Beaucoup de ceux qui perdent leur emploi ne pourront tout simplement pas trouver du travail ailleurs. En janvier, la plus grande banque d’investissement chinoise China International Capital Corp (CIIC) a prédit que 30 pour cent des 10 millions de personnes employées dans les industries du charbon, de l'acier, de l'aluminium électrolytique, du ciment et du verre perdraient leur emploi au cours des deux prochaines années.

Le rapport de la CIIC a conclu qu’un million de ces travailleurs ne trouveront pas un nouvel emploi. Cette estimation a été basée sur les résultats de la dernière série de pertes d'emplois massives dans les entreprises publiques à la fin des années 1990, lorsque 21 millions de travailleurs ont été licenciés. Seuls les deux tiers ont retrouvé du travail ou ont été transférés à d'autres emplois.

Le taux de croissance de la Chine dans les années 2000, cependant, avait atteint en moyenne 10 pour cent et atteint un pic de plus de 14 pour cent en 2007. Maintenant, cependant, il est officiellement à 6,9 pour cent et en décélération. Des emplois sont détruits non seulement dans l'industrie lourde, mais aussi dans les secteurs manufacturiers à l'exportation. Le taux de chômage officiel est de 4 pour cent, mais certaines estimations, telles que la recherche menée par le National Bureau of Economic Research (Bureau national de recherche économique), a situé le taux réel à près de 10 pour cent.

Le Business Insider a rapporté la semaine dernière que des millions de travailleurs migrants rentraient après la pause du Nouvel An avec un avenir incertain, «alors que les petites usines, en particulier, luttent pour s’en sortir en raison des commandes anémiques et de l'augmentation des stocks». Il est prévu que les exportations de la province de Guangdong, l'un des principaux centres manufacturiers de la Chine, seront en hausse de seulement 1 pour cent cette année.

Il y a déjà de plus en plus de signes d'opposition chez les travailleurs aux plans de licenciements de masse. Les chiffres produits par le China Labour Bulletin basé à Hong Kong ont montré une forte augmentation du nombre de grèves pour 2015 à 2 774, deux fois plus que pour 2014. En janvier, 504 grèves ont été enregistrées. Les statistiques ne sont qu'un aperçu partiel, car elles reposent sur les informations des médias et des médias sociaux ainsi que des contacts locaux.

De manière significative, mardi, le lendemain de l'annonce que 1,3 million d'emplois miniers seraient détruits, des centaines de mineurs de charbon à Anyuan, au sud-est de la Chine, ont défilé dans la ville de Pingxiang.
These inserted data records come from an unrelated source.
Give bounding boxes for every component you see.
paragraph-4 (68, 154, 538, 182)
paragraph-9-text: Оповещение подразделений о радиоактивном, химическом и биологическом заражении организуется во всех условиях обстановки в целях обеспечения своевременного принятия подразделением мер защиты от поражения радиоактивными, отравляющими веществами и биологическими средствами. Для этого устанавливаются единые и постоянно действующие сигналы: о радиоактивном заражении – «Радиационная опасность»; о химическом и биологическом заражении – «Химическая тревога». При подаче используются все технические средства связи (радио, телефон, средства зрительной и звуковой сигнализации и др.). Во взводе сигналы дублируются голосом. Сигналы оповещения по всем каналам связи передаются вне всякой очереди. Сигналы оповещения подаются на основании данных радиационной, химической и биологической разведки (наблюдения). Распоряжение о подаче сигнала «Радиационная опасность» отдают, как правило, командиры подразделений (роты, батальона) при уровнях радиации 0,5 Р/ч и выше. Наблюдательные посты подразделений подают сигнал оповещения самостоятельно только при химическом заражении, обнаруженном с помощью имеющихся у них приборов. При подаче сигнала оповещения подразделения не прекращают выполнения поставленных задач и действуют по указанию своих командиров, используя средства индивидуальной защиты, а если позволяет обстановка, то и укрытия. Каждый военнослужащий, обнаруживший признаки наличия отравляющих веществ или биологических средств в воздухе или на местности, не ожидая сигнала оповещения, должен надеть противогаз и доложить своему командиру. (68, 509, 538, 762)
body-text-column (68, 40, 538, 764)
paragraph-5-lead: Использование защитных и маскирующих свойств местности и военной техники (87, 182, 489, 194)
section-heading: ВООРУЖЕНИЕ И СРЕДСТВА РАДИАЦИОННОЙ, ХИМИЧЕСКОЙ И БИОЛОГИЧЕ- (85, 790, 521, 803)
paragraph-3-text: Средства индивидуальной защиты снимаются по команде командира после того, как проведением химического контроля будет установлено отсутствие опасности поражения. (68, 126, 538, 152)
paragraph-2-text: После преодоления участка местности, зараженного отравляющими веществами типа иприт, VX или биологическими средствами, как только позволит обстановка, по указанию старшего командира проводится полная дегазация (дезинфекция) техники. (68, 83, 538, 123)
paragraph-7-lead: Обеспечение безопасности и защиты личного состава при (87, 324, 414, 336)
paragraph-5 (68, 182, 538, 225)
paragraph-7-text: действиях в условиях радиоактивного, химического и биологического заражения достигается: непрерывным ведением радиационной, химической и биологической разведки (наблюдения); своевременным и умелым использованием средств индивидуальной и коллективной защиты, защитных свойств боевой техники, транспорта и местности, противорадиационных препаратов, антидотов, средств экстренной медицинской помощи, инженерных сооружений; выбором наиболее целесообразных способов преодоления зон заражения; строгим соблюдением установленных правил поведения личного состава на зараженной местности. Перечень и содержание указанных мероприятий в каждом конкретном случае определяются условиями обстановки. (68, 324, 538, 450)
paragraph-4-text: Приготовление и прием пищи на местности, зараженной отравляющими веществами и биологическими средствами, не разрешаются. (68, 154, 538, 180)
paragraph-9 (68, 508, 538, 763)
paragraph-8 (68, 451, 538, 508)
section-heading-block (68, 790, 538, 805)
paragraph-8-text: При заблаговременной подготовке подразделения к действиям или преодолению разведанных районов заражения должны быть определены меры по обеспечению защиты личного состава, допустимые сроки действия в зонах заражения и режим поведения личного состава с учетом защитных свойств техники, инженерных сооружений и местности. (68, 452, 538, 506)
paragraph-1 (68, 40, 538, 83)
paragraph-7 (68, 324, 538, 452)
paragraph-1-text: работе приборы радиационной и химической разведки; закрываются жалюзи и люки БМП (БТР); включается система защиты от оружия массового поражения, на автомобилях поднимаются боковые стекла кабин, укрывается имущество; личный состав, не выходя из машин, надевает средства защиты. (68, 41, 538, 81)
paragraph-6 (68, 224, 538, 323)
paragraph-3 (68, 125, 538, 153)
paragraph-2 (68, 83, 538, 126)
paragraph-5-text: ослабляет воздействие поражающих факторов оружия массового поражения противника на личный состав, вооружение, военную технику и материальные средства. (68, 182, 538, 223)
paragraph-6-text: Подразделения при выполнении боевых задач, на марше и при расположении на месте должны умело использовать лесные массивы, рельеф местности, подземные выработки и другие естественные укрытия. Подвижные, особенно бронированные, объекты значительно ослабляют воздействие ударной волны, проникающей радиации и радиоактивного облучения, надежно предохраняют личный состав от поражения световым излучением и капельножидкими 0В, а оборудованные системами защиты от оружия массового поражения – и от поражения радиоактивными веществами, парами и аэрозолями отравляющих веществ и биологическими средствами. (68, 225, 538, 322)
La société minière locale qui appartient à l'état a réduit la production, licencié les travailleurs et mis d’autres en chômage technique avec un salaire radicalement réduit. Selon le reportage du Washington Post, jusqu'à 1000 travailleurs de trois mines portaient des banderoles déclarant: «Les travailleurs veulent survivre, les travailleurs ont besoin de manger.»